Future research should follow two lines: First, research on the sparsely investigated PDs should be intensified to reliably understand how sexes differ in prevalence, manifestation, and therapeutic outcome of PDs. Second, it would be of special interest to follow up on borderline and antisocial PD as sex differences in these PDs have been replicated consistently. These disorders, therefore, could help understanding sex-specific alterations and communalities on social and emotional functioning [56, 57]. Studying borderline patients, Herpertz et al. showed that men with borderline PD tend to experience higher arousal by social rejection and tend to be more aggressive than women [58•]. Women with borderline PD seem to be more successful than their male counterpart in top-down behavioral control while imagining to act aggressively.
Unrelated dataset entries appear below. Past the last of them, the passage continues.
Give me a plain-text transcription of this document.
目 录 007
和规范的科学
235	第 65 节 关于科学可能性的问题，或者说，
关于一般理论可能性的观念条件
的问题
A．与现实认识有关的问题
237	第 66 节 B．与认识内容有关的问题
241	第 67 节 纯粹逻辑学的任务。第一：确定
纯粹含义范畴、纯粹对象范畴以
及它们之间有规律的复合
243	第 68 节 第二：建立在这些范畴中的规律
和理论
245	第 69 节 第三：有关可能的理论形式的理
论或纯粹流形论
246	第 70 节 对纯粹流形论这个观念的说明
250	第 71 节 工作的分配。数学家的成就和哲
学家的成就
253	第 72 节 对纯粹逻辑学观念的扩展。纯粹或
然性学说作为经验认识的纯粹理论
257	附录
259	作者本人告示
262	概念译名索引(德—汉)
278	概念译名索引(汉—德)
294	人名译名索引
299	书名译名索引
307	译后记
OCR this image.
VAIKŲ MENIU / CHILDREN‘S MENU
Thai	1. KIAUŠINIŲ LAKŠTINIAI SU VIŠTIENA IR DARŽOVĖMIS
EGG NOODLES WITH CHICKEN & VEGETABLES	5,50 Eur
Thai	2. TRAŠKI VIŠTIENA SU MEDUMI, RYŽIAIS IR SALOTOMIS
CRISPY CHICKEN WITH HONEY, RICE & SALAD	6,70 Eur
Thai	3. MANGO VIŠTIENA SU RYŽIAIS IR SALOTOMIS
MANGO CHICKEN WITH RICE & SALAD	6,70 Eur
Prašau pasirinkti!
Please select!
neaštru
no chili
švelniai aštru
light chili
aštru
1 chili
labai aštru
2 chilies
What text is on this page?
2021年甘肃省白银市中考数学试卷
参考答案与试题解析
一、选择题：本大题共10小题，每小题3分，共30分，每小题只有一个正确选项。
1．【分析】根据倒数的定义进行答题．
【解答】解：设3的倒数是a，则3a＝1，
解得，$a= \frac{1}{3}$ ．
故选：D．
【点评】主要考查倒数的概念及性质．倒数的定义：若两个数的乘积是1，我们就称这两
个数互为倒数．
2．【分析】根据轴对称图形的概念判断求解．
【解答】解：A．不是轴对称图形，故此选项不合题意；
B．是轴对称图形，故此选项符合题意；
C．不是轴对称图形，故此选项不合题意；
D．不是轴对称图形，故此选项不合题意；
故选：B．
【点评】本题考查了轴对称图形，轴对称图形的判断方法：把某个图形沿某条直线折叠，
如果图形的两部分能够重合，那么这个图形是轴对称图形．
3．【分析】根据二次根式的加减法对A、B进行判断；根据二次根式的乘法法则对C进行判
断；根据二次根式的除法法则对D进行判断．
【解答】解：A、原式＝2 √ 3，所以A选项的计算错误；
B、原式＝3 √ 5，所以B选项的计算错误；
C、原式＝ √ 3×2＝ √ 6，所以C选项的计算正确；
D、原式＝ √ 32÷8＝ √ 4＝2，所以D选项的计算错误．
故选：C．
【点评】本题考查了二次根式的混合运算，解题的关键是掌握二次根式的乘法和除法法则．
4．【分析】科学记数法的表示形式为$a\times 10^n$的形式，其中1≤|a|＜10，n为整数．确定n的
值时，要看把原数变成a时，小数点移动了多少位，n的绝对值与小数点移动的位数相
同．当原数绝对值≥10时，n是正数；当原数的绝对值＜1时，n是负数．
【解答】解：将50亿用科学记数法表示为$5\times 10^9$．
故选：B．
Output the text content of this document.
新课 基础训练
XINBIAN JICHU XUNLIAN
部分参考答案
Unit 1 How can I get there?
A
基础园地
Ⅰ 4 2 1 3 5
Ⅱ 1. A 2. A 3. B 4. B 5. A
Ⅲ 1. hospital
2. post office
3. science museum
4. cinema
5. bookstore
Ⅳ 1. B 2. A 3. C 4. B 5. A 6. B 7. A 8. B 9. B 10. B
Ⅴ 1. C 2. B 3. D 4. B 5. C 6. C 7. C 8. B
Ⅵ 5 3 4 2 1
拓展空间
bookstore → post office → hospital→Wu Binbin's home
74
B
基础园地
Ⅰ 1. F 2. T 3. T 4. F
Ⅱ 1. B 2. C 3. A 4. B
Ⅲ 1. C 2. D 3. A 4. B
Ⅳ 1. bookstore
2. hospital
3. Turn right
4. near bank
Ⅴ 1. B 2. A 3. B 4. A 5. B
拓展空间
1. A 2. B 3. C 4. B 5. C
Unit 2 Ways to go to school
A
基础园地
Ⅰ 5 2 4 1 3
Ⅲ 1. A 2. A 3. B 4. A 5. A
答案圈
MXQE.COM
Extending our knowledge on sex differences thereby helps developing sex-sensitive treatment programs: While females with borderline PD would benefit from a therapy focusing on strategies on affective instability, men might profit to a higher degree from a therapeutic focus on impulsivity and emotion-regulation skills.

Last but not least, the Research Domain Criteria (RDoC) define dimensional psychological constructs to higher-level domains of human behavior and functioning and could thereby serve as an alternative approach to investigate certain constructs (e.g., social communication) for their differential sex-specific contribution to psychopathology in PDs [59]. Altogether, new developments are expected with regard to upcoming dimensional approaches of PDs and will certainly change the current status quo as well as revive discussions.